Often, I had stood outside their door after hearing the unmistakable symptoms of a nightmare, but their conversations only churned my thoughts all the more into a great mix of confusion.

--

"Shh, shh, Peter, I'm right here. I'm right here, and Lu and Su are in the room over. No one's dead, Peter, Mum and Dad are in their room too. I didn't die at Beruna, Peter, not at the first battle, not at the second. I'm right here. I've always fought by your side, Peter, and I'm always going to. Shh, Pete, it's alright."

--

"Edmund! Ed, oh Aslan, Ed, listen to me! Look at me, I'm right here. The Witch is gone, Ed, she's gone. She's been gone for over a thousand years, probably even longer now. She can't come back. It's not all your fault, Ed; none of it was your fault. We love you, we forgive you. I love you, I forgive you. Edmund, listen to me, she's gone. I'm here, and she's gone. Aslan's here, and she's gone."

--

After another episode, I again loitered outside their room, steeling myself to go in and settle the confusion that had been flitting around in my mind for a good few months. But as I was preparing to open the door, I lost heart at the conversation the boys were having inside.

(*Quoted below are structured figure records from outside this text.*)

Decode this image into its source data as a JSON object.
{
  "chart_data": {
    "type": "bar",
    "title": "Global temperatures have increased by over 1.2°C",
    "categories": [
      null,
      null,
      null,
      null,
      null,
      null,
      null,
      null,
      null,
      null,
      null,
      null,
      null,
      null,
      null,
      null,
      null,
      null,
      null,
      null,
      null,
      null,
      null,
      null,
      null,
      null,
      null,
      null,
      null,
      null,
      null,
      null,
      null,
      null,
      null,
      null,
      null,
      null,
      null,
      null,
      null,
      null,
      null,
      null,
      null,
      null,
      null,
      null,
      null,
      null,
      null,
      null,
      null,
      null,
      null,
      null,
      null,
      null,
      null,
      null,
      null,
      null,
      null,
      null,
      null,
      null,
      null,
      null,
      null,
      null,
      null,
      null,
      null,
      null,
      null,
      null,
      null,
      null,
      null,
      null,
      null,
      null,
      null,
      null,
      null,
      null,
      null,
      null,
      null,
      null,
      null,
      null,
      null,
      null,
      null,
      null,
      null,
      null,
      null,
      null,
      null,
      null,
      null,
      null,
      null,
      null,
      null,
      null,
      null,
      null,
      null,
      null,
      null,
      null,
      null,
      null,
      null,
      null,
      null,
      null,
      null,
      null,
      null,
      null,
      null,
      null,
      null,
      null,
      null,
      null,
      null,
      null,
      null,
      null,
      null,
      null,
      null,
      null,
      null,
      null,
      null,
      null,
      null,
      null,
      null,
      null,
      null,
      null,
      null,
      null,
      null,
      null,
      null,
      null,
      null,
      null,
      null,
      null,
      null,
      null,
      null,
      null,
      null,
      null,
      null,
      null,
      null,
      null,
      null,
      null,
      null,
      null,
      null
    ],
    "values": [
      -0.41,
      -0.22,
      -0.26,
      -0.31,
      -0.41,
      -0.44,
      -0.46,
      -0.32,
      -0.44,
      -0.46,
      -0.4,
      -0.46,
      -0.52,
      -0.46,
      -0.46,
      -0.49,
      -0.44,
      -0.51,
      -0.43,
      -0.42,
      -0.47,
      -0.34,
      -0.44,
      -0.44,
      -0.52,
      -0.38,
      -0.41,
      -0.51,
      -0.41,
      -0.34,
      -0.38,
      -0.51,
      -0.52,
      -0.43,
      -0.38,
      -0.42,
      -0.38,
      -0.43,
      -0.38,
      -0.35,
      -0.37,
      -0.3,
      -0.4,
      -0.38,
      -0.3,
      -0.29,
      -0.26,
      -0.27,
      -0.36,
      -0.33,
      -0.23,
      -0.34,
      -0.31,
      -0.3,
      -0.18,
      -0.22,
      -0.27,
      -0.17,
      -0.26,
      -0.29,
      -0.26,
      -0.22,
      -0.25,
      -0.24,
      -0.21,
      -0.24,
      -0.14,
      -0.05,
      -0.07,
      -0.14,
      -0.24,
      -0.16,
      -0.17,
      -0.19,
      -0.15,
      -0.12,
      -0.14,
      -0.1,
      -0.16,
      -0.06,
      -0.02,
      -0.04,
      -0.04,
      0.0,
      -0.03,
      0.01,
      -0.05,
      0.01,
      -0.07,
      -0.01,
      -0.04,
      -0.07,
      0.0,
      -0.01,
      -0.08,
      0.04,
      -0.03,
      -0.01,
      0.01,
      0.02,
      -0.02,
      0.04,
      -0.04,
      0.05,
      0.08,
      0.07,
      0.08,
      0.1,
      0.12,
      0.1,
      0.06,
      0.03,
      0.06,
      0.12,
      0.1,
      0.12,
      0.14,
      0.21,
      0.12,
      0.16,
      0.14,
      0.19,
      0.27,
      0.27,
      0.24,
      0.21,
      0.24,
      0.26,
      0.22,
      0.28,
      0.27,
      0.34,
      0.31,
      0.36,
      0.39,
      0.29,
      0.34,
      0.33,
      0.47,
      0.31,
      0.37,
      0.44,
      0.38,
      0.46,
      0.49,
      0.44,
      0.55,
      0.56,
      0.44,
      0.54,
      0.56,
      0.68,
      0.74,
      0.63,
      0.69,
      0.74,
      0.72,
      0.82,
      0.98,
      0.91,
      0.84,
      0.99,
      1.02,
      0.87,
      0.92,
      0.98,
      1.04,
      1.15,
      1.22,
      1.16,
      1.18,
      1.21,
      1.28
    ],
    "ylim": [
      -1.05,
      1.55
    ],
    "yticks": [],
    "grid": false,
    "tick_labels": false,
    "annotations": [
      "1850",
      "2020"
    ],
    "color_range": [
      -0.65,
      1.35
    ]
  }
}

"P-Peter, you great noble idiot, why c-couldn't you have followed the battle plan? You had to go and be a he-hero. I was handling myself just f-fine, Pete. I designed the plan so you'd lead the charge, as a H-High King should, but I t-told you in the plan, that I w-wasn't being reckless, and had positioned myself to be an effective fighter while remaining safe enough for your r-ridiculous overprotectiveness."

"Look, Edmund, you were slipping up! I saw it with my own eyes! That mace had almost hit you like Jadis' wand so many times, and I couldn't take it. You're my only brother, my younger brother, Ed, and you can't condemn me for wanting you to stay alive." Peter's voice softened from righteous indignation to almost a whisper.

"Then you can't condemn me for wanting my o-older brother to stop being so bloody heroic! Pete, when the mace hit you and there was so much bl-blood, and then the wretched beast took your sword like a battle prize..."

I couldn't listen anymore. I couldn't understand how my two sons had seen as much bloodshed as was present in their nightmares. They had only been to the countryside, where it was safe and the Germans didn't throw bombs down from the skies.

The way they spoke of their battles was so different from ours, from mine. Swords? Swords hadn't been used in combat for so long! And the sheer absurdity that two seventeen and fifteen year old boys had experienced this amount of war and grief and sorrow! Yet whose subconscious mind could conjure up such horrors if he or she hadn't come into contact with them at some point in time? Surely those years of play fighting with sticks as swords in the back garden hadn't evolved into this nightmare?

And yet, I felt as if their nightmares were true. There was no way I could think of, and anyone else would have felt that the war had spurred them into creating nonsense, but their was a truth in their words. Helen had said she'd once overheard them talking about a place called Narnia with a Lion they revered with the name Aslan. Then, I had blown it off as childhood games, but now I understood. My children had grown up far more than one was expected to grow after being evacuees of a war. They had grown up from being in the midst of a war themselves: in the midst of all the sorrow, hardship, and tiny inklings of joy. Somehow, some way, they had obtained a regality that no one could have possibly taught them.